1. It is urged that notice issued by the clerk of this court is not issued in compliance with the section of the statute just quoted, since this statute does not provide for notice issued by the clerk of this court. Section 681 Burns 1914, §640 R. S. 1881, relative to the manner of giving notice to adverse parties, provides two methods of issuing notice to such parties, either one of which may be used. *126One of these is known as the official notice, since it is required to be issued by an officer, the clerk of this court. The other is known as an unofficial notice because there is no requirement that it shall be issued by an officer or served by an officer. Tate v.
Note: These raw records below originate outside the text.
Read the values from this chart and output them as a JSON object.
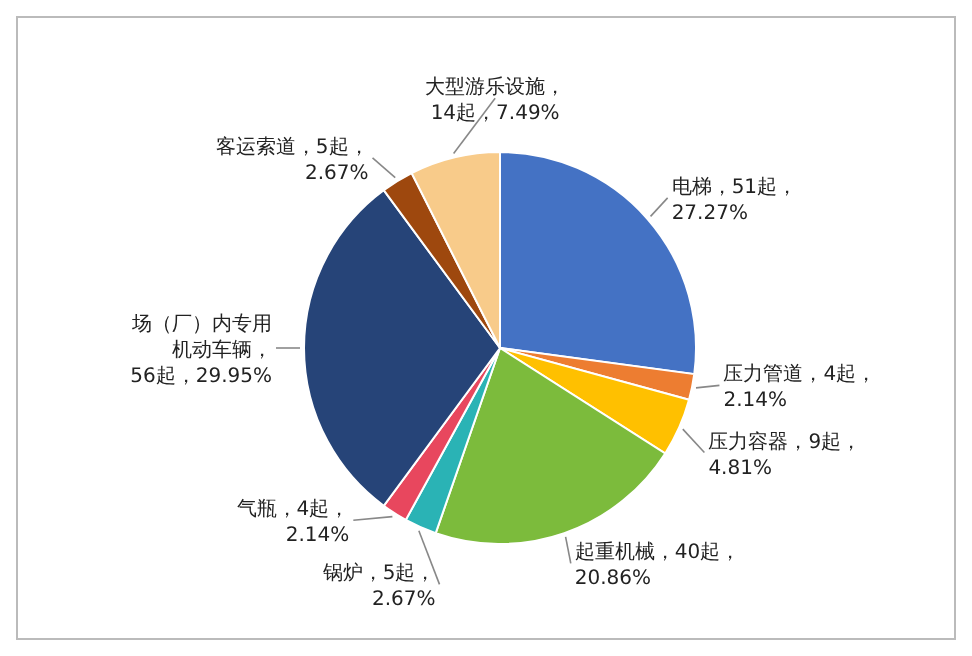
{
  "chart_data": {
    "type": "pie",
    "categories": [
      "电梯",
      "压力管道",
      "压力容器",
      "起重机械",
      "锅炉",
      "气瓶",
      "场（厂）内专用机动车辆",
      "客运索道",
      "大型游乐设施"
    ],
    "values": [
      51,
      4,
      9,
      40,
      5,
      4,
      56,
      5,
      14
    ],
    "value_labels": [
      "，51起，27.27%",
      "，4起，2.14%",
      "，9起，4.81%",
      "，40起，20.86%",
      "，5起，2.67%",
      "，4起，2.14%",
      "，56起，29.95%",
      "，5起，2.67%",
      "，14起，7.49%"
    ],
    "colors": [
      "#4472c4",
      "#ed7d31",
      "#ffc000",
      "#7cbb3c",
      "#2ab3b5",
      "#e8475e",
      "#264478",
      "#9e480e",
      "#f8cb8a"
    ],
    "legend": false
  }
}
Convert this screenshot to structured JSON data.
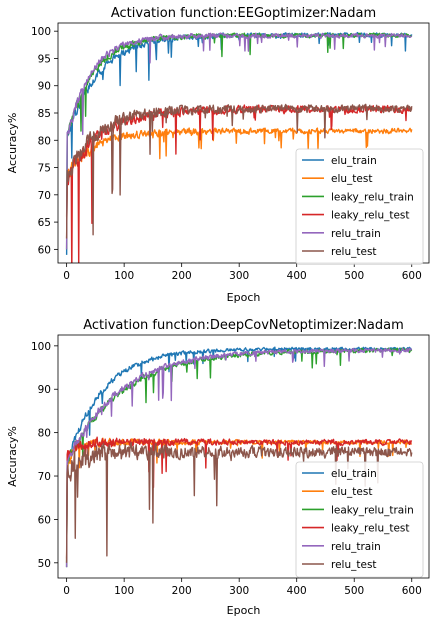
{
  "chart_data": [
    {
      "type": "line",
      "title": "Activation function:EEGoptimizer:Nadam",
      "xlabel": "Epoch",
      "ylabel": "Accuracy%",
      "xlim": [
        -15,
        630
      ],
      "ylim": [
        57.5,
        101.5
      ],
      "xticks": [
        0,
        100,
        200,
        300,
        400,
        500,
        600
      ],
      "yticks": [
        60,
        65,
        70,
        75,
        80,
        85,
        90,
        95,
        100
      ],
      "legend": "lower-right",
      "grid": false,
      "series": [
        {
          "name": "elu_train",
          "color": "#1f77b4",
          "start": 59,
          "early": 80,
          "end": 99.3,
          "tau": 55,
          "noise": 0.5,
          "sl": 0.18
        },
        {
          "name": "elu_test",
          "color": "#ff7f0e",
          "start": 66,
          "early": 73.5,
          "end": 81.7,
          "tau": 48,
          "noise": 0.6,
          "sl": 0.2
        },
        {
          "name": "leaky_relu_train",
          "color": "#2ca02c",
          "start": 60,
          "early": 80,
          "end": 99.2,
          "tau": 45,
          "noise": 0.5,
          "sl": 0.18
        },
        {
          "name": "leaky_relu_test",
          "color": "#d62728",
          "start": 62,
          "early": 73,
          "end": 85.7,
          "tau": 58,
          "noise": 0.9,
          "sl": 0.25
        },
        {
          "name": "relu_train",
          "color": "#9467bd",
          "start": 60,
          "early": 80,
          "end": 99.2,
          "tau": 42,
          "noise": 0.5,
          "sl": 0.18
        },
        {
          "name": "relu_test",
          "color": "#8c564b",
          "start": 62,
          "early": 73,
          "end": 85.8,
          "tau": 52,
          "noise": 0.9,
          "sl": 0.25
        }
      ]
    },
    {
      "type": "line",
      "title": "Activation function:DeepCovNetoptimizer:Nadam",
      "xlabel": "Epoch",
      "ylabel": "Accuracy%",
      "xlim": [
        -15,
        630
      ],
      "ylim": [
        46.5,
        102.5
      ],
      "xticks": [
        0,
        100,
        200,
        300,
        400,
        500,
        600
      ],
      "yticks": [
        50,
        60,
        70,
        80,
        90,
        100
      ],
      "legend": "lower-right",
      "grid": false,
      "series": [
        {
          "name": "elu_train",
          "color": "#1f77b4",
          "start": 49,
          "early": 73,
          "end": 99.3,
          "tau": 62,
          "noise": 0.5,
          "sl": 0.18
        },
        {
          "name": "elu_test",
          "color": "#ff7f0e",
          "start": 50,
          "early": 72,
          "end": 77.8,
          "tau": 14,
          "noise": 0.6,
          "sl": 0.25
        },
        {
          "name": "leaky_relu_train",
          "color": "#2ca02c",
          "start": 49,
          "early": 73,
          "end": 99.0,
          "tau": 95,
          "noise": 0.6,
          "sl": 0.18
        },
        {
          "name": "leaky_relu_test",
          "color": "#d62728",
          "start": 51,
          "early": 74,
          "end": 77.8,
          "tau": 14,
          "noise": 0.8,
          "sl": 0.25
        },
        {
          "name": "relu_train",
          "color": "#9467bd",
          "start": 49,
          "early": 73,
          "end": 99.0,
          "tau": 90,
          "noise": 0.6,
          "sl": 0.18
        },
        {
          "name": "relu_test",
          "color": "#8c564b",
          "start": 50,
          "early": 71,
          "end": 75.5,
          "tau": 25,
          "noise": 1.6,
          "sl": 0.3
        }
      ]
    }
  ]
}
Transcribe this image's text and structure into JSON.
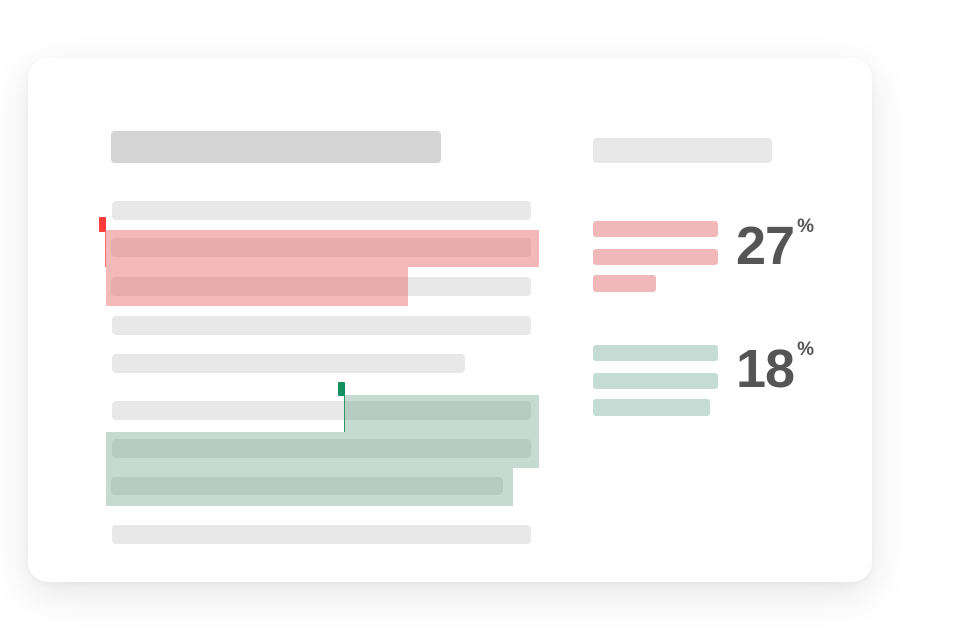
{
  "colors": {
    "match_red": "#f0b8b8",
    "match_green": "#c5dcd4",
    "flag_red": "#ff3b3b",
    "flag_green": "#129060",
    "placeholder": "#e8e8e8",
    "title_placeholder": "#d4d4d4",
    "score_text": "#555555"
  },
  "results": [
    {
      "value": "27",
      "unit": "%",
      "color": "red"
    },
    {
      "value": "18",
      "unit": "%",
      "color": "green"
    }
  ]
}
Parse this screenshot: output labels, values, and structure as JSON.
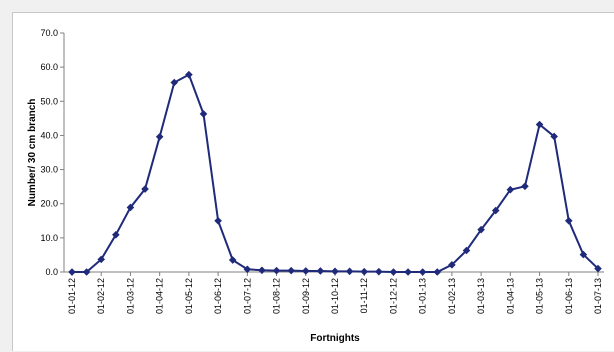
{
  "chart_data": {
    "type": "line",
    "title": "",
    "xlabel": "Fortnights",
    "ylabel": "Number/ 30 cm branch",
    "ylim": [
      0,
      70
    ],
    "yticks": [
      "0.0",
      "10.0",
      "20.0",
      "30.0",
      "40.0",
      "50.0",
      "60.0",
      "70.0"
    ],
    "grid": false,
    "legend": "none",
    "x_tick_labels": [
      "01-01-12",
      "01-02-12",
      "01-03-12",
      "01-04-12",
      "01-05-12",
      "01-06-12",
      "01-07-12",
      "01-08-12",
      "01-09-12",
      "01-10-12",
      "01-11-12",
      "01-12-12",
      "01-01-13",
      "01-02-13",
      "01-03-13",
      "01-04-13",
      "01-05-13",
      "01-06-13",
      "01-07-13"
    ],
    "series": [
      {
        "color": "#1f2a7a",
        "marker": "diamond",
        "values": [
          0.0,
          0.0,
          3.7,
          10.9,
          18.9,
          24.3,
          39.6,
          55.5,
          57.8,
          46.3,
          15.0,
          3.5,
          0.8,
          0.5,
          0.4,
          0.4,
          0.3,
          0.3,
          0.2,
          0.2,
          0.1,
          0.1,
          0.0,
          0.0,
          0.0,
          0.0,
          2.1,
          6.3,
          12.4,
          18.0,
          24.1,
          25.1,
          43.2,
          39.7,
          15.0,
          5.1,
          1.0
        ]
      }
    ]
  }
}
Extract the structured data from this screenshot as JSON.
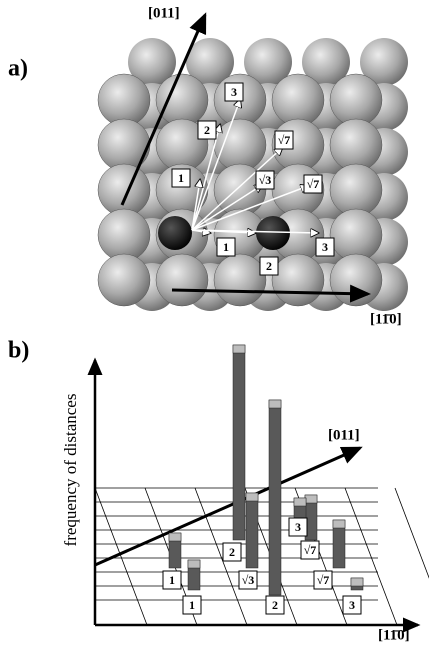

Hamlin (1895), 149 Ind. 94, 99, 41 N. E. 356, 1035. Section 674, above quoted, which is the only section of our statutes relating to notice to coparties, makes no provision for an official notice, since there is no requirement that the notice contemplated by that statute shall be issued or served by an officer. The notice contemplated by this statute then, is an unofficial notice. However, we are of the opinion that the clerk of this court might act as the agent of the appellants in the preparation of this notice, and the mere fact that the notice to coparties issued from the clerk of this court and was served hy an officer, would not render the notice inefficacious, if otherwise the requirements of the statute were complied with.

2. In this case the attempted notice did not reach two of the coparties until April 8, 1913, after the expiration of the year for appeal. Under our decisions, the notice to coparties must be given within the year in order to perfect the appeal, and give this court jurisdiction over all the parties to the judgment. Holloran v. Midland R. Co. (1891), 129 Ind. 274, 28 N. E. 549. This appeal was not perfected within the year, the parties are not all before the court, and therefore the appeal must be dismissed for lack of jurisdiction.